Shaking off his hands, trembling like a yacht in a hurricane, Elizabeth rushed away, Barney watching her flee and wondering what he'd said.

‘It can't … it isn't … it mustn't …'jabbered Elizabeth's mind as she tried to soothe herself with a cigarette. There were no men. The airmen? The base was just across the road and several times during the winter airmen had been seen in the garden. One night, airmen stole the children's rabbits. Or at least that was the assumption when the cages were found open and empty in the morning.

‘They're probably tucking into rabbit pie in the mess at this very moment,' Mrs Lovage had said, sagely while the children howled.

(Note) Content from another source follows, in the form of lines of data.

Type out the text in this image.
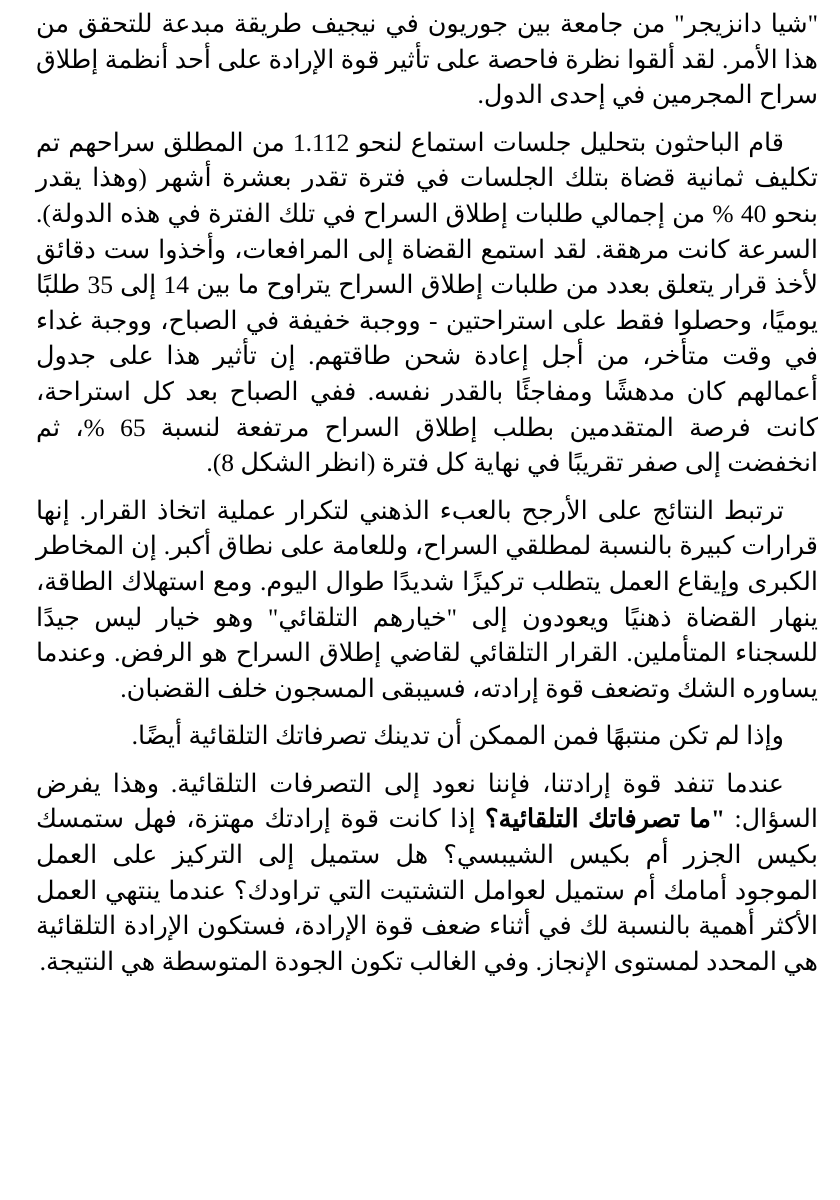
"شيا دانزيجر" من جامعة بين جوريون في نيجيف طريقة مبدعة للتحقق من هذا الأمر. لقد ألقوا نظرة فاحصة على تأثير قوة الإرادة على أحد أنظمة إطلاق سراح المجرمين في إحدى الدول.

قام الباحثون بتحليل جلسات استماع لنحو 1.112 من المطلق سراحهم تم تكليف ثمانية قضاة بتلك الجلسات في فترة تقدر بعشرة أشهر (وهذا يقدر بنحو 40 % من إجمالي طلبات إطلاق السراح في تلك الفترة في هذه الدولة). السرعة كانت مرهقة. لقد استمع القضاة إلى المرافعات، وأخذوا ست دقائق لأخذ قرار يتعلق بعدد من طلبات إطلاق السراح يتراوح ما بين 14 إلى 35 طلبًا يوميًا، وحصلوا فقط على استراحتين - ووجبة خفيفة في الصباح، ووجبة غداء في وقت متأخر، من أجل إعادة شحن طاقتهم. إن تأثير هذا على جدول أعمالهم كان مدهشًا ومفاجئًا بالقدر نفسه. ففي الصباح بعد كل استراحة، كانت فرصة المتقدمين بطلب إطلاق السراح مرتفعة لنسبة 65 %، ثم انخفضت إلى صفر تقريبًا في نهاية كل فترة (انظر الشكل 8).

ترتبط النتائج على الأرجح بالعبء الذهني لتكرار عملية اتخاذ القرار. إنها قرارات كبيرة بالنسبة لمطلقي السراح، وللعامة على نطاق أكبر. إن المخاطر الكبرى وإيقاع العمل يتطلب تركيزًا شديدًا طوال اليوم. ومع استهلاك الطاقة، ينهار القضاة ذهنيًا ويعودون إلى "خيارهم التلقائي" وهو خيار ليس جيدًا للسجناء المتأملين. القرار التلقائي لقاضي إطلاق السراح هو الرفض. وعندما يساوره الشك وتضعف قوة إرادته، فسيبقى المسجون خلف القضبان.

وإذا لم تكن منتبهًا فمن الممكن أن تدينك تصرفاتك التلقائية أيضًا.

عندما تنفد قوة إرادتنا، فإننا نعود إلى التصرفات التلقائية. وهذا يفرض السؤال: "ما تصرفاتك التلقائية؟ إذا كانت قوة إرادتك مهتزة، فهل ستمسك بكيس الجزر أم بكيس الشيبسي؟ هل ستميل إلى التركيز على العمل الموجود أمامك أم ستميل لعوامل التشتيت التي تراودك؟ عندما ينتهي العمل الأكثر أهمية بالنسبة لك في أثناء ضعف قوة الإرادة، فستكون الإرادة التلقائية هي المحدد لمستوى الإنجاز. وفي الغالب تكون الجودة المتوسطة هي النتيجة.
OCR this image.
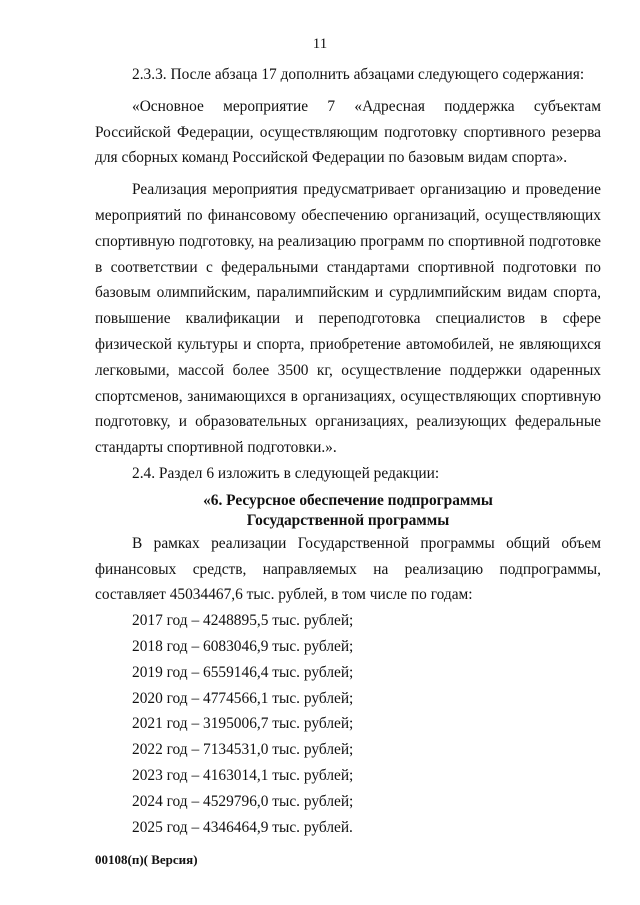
11

2.3.3. После абзаца 17 дополнить абзацами следующего содержания:

«Основное мероприятие 7 «Адресная поддержка субъектам Российской Федерации, осуществляющим подготовку спортивного резерва для сборных команд Российской Федерации по базовым видам спорта».

Реализация мероприятия предусматривает организацию и проведение мероприятий по финансовому обеспечению организаций, осуществляющих спортивную подготовку, на реализацию программ по спортивной подготовке в соответствии с федеральными стандартами спортивной подготовки по базовым олимпийским, паралимпийским и сурдлимпийским видам спорта, повышение квалификации и переподготовка специалистов в сфере физической культуры и спорта, приобретение автомобилей, не являющихся легковыми, массой более 3500 кг, осуществление поддержки одаренных спортсменов, занимающихся в организациях, осуществляющих спортивную подготовку, и образовательных организациях, реализующих федеральные стандарты спортивной подготовки.».

2.4. Раздел 6 изложить в следующей редакции:

«6. Ресурсное обеспечение подпрограммы

Государственной программы

В рамках реализации Государственной программы общий объем финансовых средств, направляемых на реализацию подпрограммы, составляет 45034467,6 тыс. рублей, в том числе по годам:

2017 год – 4248895,5 тыс. рублей;
2018 год – 6083046,9 тыс. рублей;
2019 год – 6559146,4 тыс. рублей;
2020 год – 4774566,1 тыс. рублей;
2021 год – 3195006,7 тыс. рублей;
2022 год – 7134531,0 тыс. рублей;
2023 год – 4163014,1 тыс. рублей;
2024 год – 4529796,0 тыс. рублей;
2025 год – 4346464,9 тыс. рублей.
00108(п)( Версия)
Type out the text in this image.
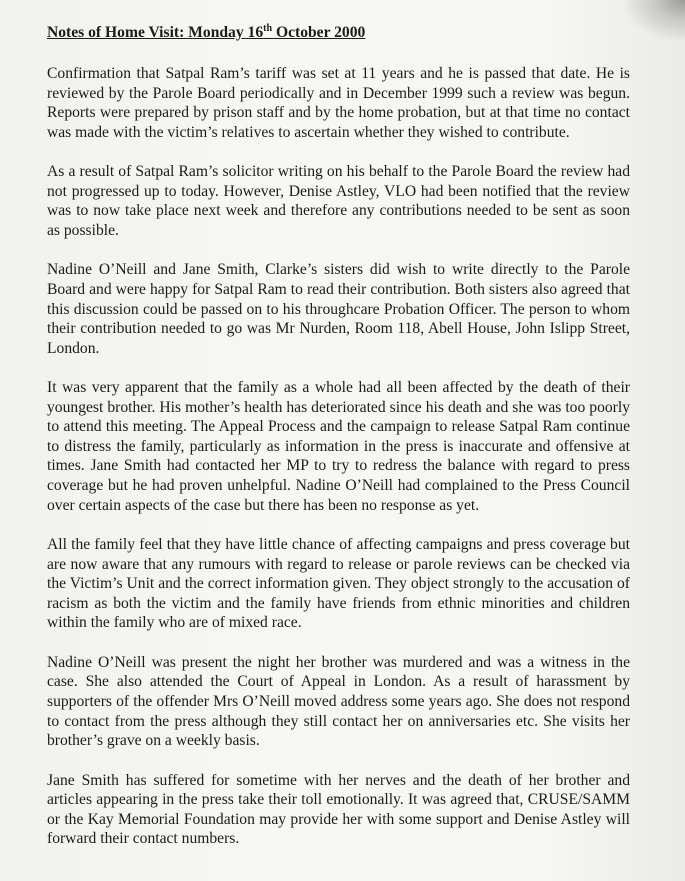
Notes of Home Visit: Monday 16th October 2000

Confirmation that Satpal Ram’s tariff was set at 11 years and he is passed that date. He is reviewed by the Parole Board periodically and in December 1999 such a review was begun. Reports were prepared by prison staff and by the home probation, but at that time no contact was made with the victim’s relatives to ascertain whether they wished to contribute.

As a result of Satpal Ram’s solicitor writing on his behalf to the Parole Board the review had not progressed up to today. However, Denise Astley, VLO had been notified that the review was to now take place next week and therefore any contributions needed to be sent as soon as possible.

Nadine O’Neill and Jane Smith, Clarke’s sisters did wish to write directly to the Parole Board and were happy for Satpal Ram to read their contribution. Both sisters also agreed that this discussion could be passed on to his throughcare Probation Officer. The person to whom their contribution needed to go was Mr Nurden, Room 118, Abell House, John Islipp Street, London.

It was very apparent that the family as a whole had all been affected by the death of their youngest brother. His mother’s health has deteriorated since his death and she was too poorly to attend this meeting. The Appeal Process and the campaign to release Satpal Ram continue to distress the family, particularly as information in the press is inaccurate and offensive at times. Jane Smith had contacted her MP to try to redress the balance with regard to press coverage but he had proven unhelpful. Nadine O’Neill had complained to the Press Council over certain aspects of the case but there has been no response as yet.

All the family feel that they have little chance of affecting campaigns and press coverage but are now aware that any rumours with regard to release or parole reviews can be checked via the Victim’s Unit and the correct information given. They object strongly to the accusation of racism as both the victim and the family have friends from ethnic minorities and children within the family who are of mixed race.

Nadine O’Neill was present the night her brother was murdered and was a witness in the case. She also attended the Court of Appeal in London. As a result of harassment by supporters of the offender Mrs O’Neill moved address some years ago. She does not respond to contact from the press although they still contact her on anniversaries etc. She visits her brother’s grave on a weekly basis.

Jane Smith has suffered for sometime with her nerves and the death of her brother and articles appearing in the press take their toll emotionally. It was agreed that, CRUSE/SAMM or the Kay Memorial Foundation may provide her with some support and Denise Astley will forward their contact numbers.
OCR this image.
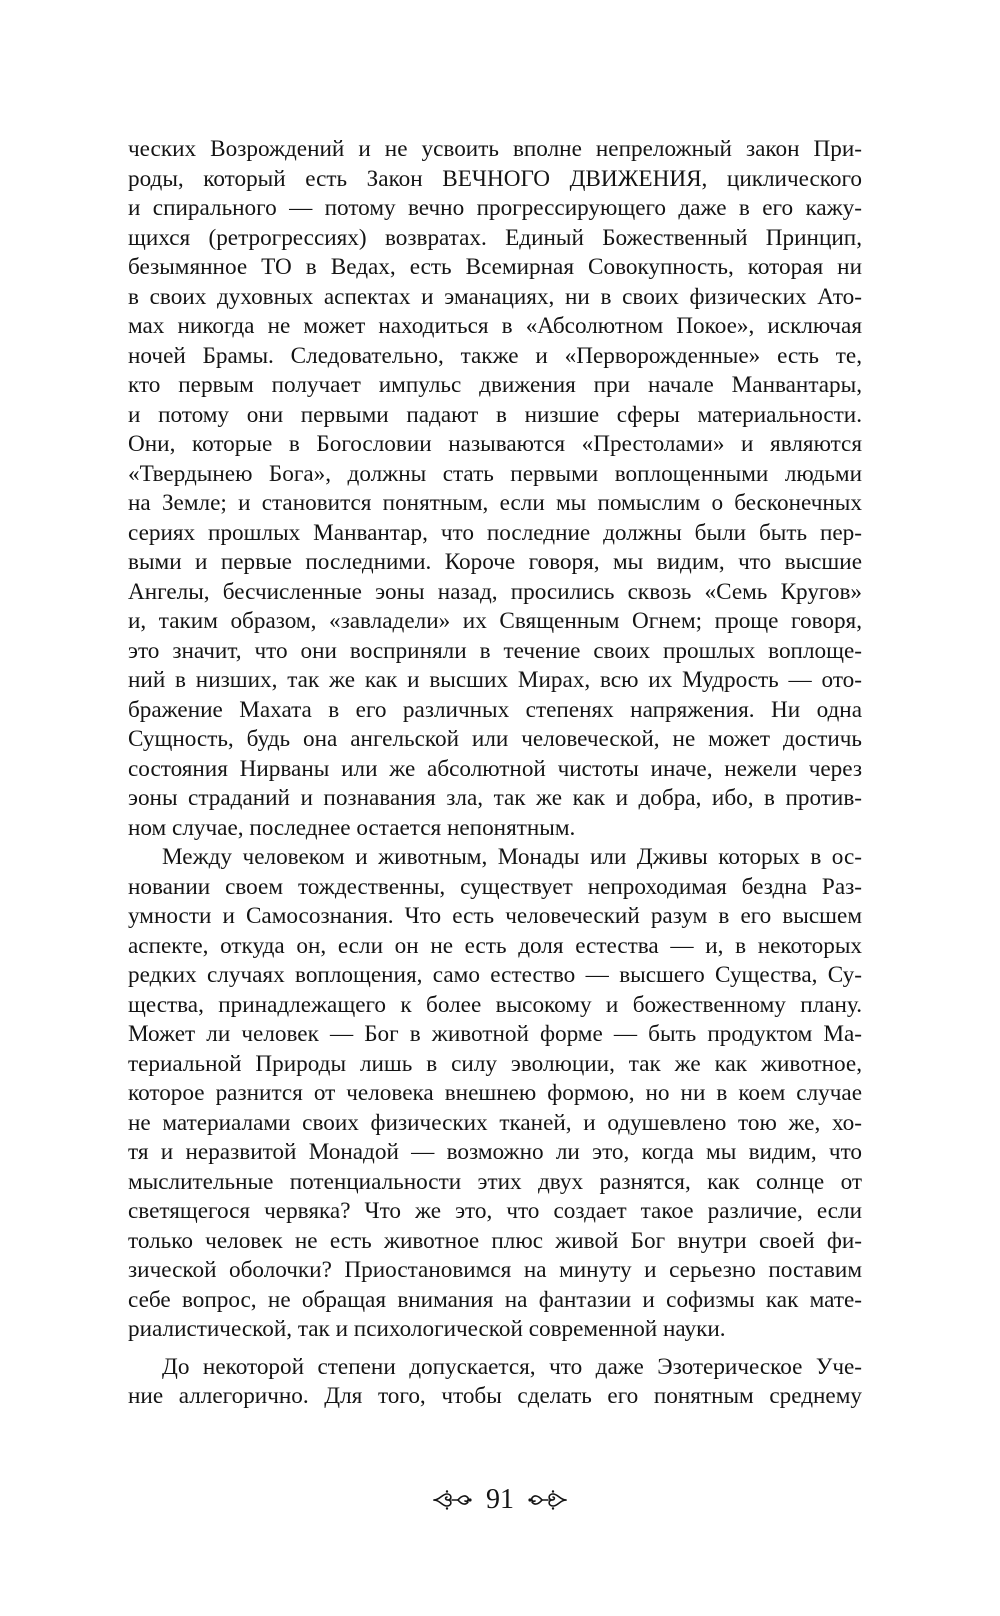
ческих Возрождений и не усвоить вполне непреложный закон При-
роды, который есть Закон ВЕЧНОГО ДВИЖЕНИЯ, циклического
и спирального — потому вечно прогрессирующего даже в его кажу-
щихся (ретрогрессиях) возвратах. Единый Божественный Принцип,
безымянное ТО в Ведах, есть Всемирная Совокупность, которая ни
в своих духовных аспектах и эманациях, ни в своих физических Ато-
мах никогда не может находиться в «Абсолютном Покое», исключая
ночей Брамы. Следовательно, также и «Перворожденные» есть те,
кто первым получает импульс движения при начале Манвантары,
и потому они первыми падают в низшие сферы материальности.
Они, которые в Богословии называются «Престолами» и являются
«Твердынею Бога», должны стать первыми воплощенными людьми
на Земле; и становится понятным, если мы помыслим о бесконечных
сериях прошлых Манвантар, что последние должны были быть пер-
выми и первые последними. Короче говоря, мы видим, что высшие
Ангелы, бесчисленные эоны назад, просились сквозь «Семь Кругов»
и, таким образом, «завладели» их Священным Огнем; проще говоря,
это значит, что они восприняли в течение своих прошлых воплоще-
ний в низших, так же как и высших Мирах, всю их Мудрость — ото-
бражение Махата в его различных степенях напряжения. Ни одна
Сущность, будь она ангельской или человеческой, не может достичь
состояния Нирваны или же абсолютной чистоты иначе, нежели через
эоны страданий и познавания зла, так же как и добра, ибо, в против-
ном случае, последнее остается непонятным.
Между человеком и животным, Монады или Дживы которых в ос-
новании своем тождественны, существует непроходимая бездна Раз-
умности и Самосознания. Что есть человеческий разум в его высшем
аспекте, откуда он, если он не есть доля естества — и, в некоторых
редких случаях воплощения, само естество — высшего Существа, Су-
щества, принадлежащего к более высокому и божественному плану.
Может ли человек — Бог в животной форме — быть продуктом Ма-
териальной Природы лишь в силу эволюции, так же как животное,
которое разнится от человека внешнею формою, но ни в коем случае
не материалами своих физических тканей, и одушевлено тою же, хо-
тя и неразвитой Монадой — возможно ли это, когда мы видим, что
мыслительные потенциальности этих двух разнятся, как солнце от
светящегося червяка? Что же это, что создает такое различие, если
только человек не есть животное плюс живой Бог внутри своей фи-
зической оболочки? Приостановимся на минуту и серьезно поставим
себе вопрос, не обращая внимания на фантазии и софизмы как мате-
риалистической, так и психологической современной науки.
До некоторой степени допускается, что даже Эзотерическое Уче-
ние аллегорично. Для того, чтобы сделать его понятным среднему
91
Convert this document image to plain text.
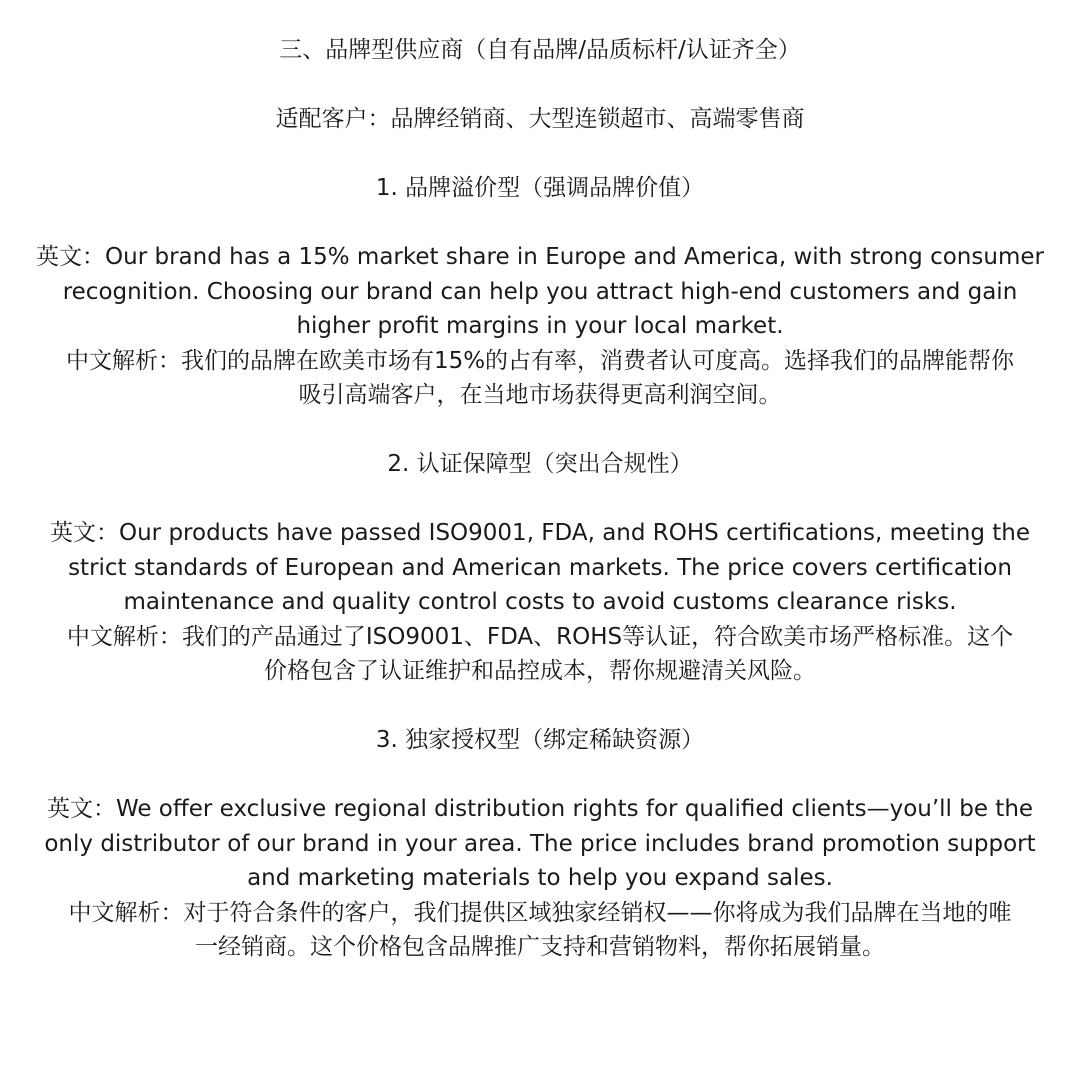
三、品牌型供应商（自有品牌/品质标杆/认证齐全）

适配客户：品牌经销商、大型连锁超市、高端零售商

1. 品牌溢价型（强调品牌价值）

英文：Our brand has a 15% market share in Europe and America, with strong consumer
recognition. Choosing our brand can help you attract high-end customers and gain
higher profit margins in your local market.

中文解析：我们的品牌在欧美市场有15%的占有率，消费者认可度高。选择我们的品牌能帮你
吸引高端客户，在当地市场获得更高利润空间。

2. 认证保障型（突出合规性）

英文：Our products have passed ISO9001, FDA, and ROHS certifications, meeting the
strict standards of European and American markets. The price covers certification
maintenance and quality control costs to avoid customs clearance risks.

中文解析：我们的产品通过了ISO9001、FDA、ROHS等认证，符合欧美市场严格标准。这个
价格包含了认证维护和品控成本，帮你规避清关风险。

3. 独家授权型（绑定稀缺资源）

英文：We offer exclusive regional distribution rights for qualified clients—you’ll be the
only distributor of our brand in your area. The price includes brand promotion support
and marketing materials to help you expand sales.

中文解析：对于符合条件的客户，我们提供区域独家经销权——你将成为我们品牌在当地的唯
一经销商。这个价格包含品牌推广支持和营销物料，帮你拓展销量。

Elizabeth had even seen the airmen playing with the children. She had been pleased, for it kept them out of her hair, though Mrs L had expressed concern, but only because the airmen had encouraged the children to play messy games that got their clothes torn and dirty. But they were nice boys. They would never do that sort of thing to a child who probably didn't know from which part of a woman's body a baby emerged. Or into which it was conceived. They would never do ‘that' to Elizabeth's child.

Bruno? But Elizabeth knew Mrs L and was sure that if there had been the slightest possibility of the girl actually having been raped they would never have heard the last of it.

*

February. The weather was bad. Sudden snowstorms swept the countryside.

Elizabeth thought Sissy seemed more lively, and even looked a little less fat. She began to feel reassured, to think she had panicked for nothing, that the girl just had a bad figure and a lazy nature.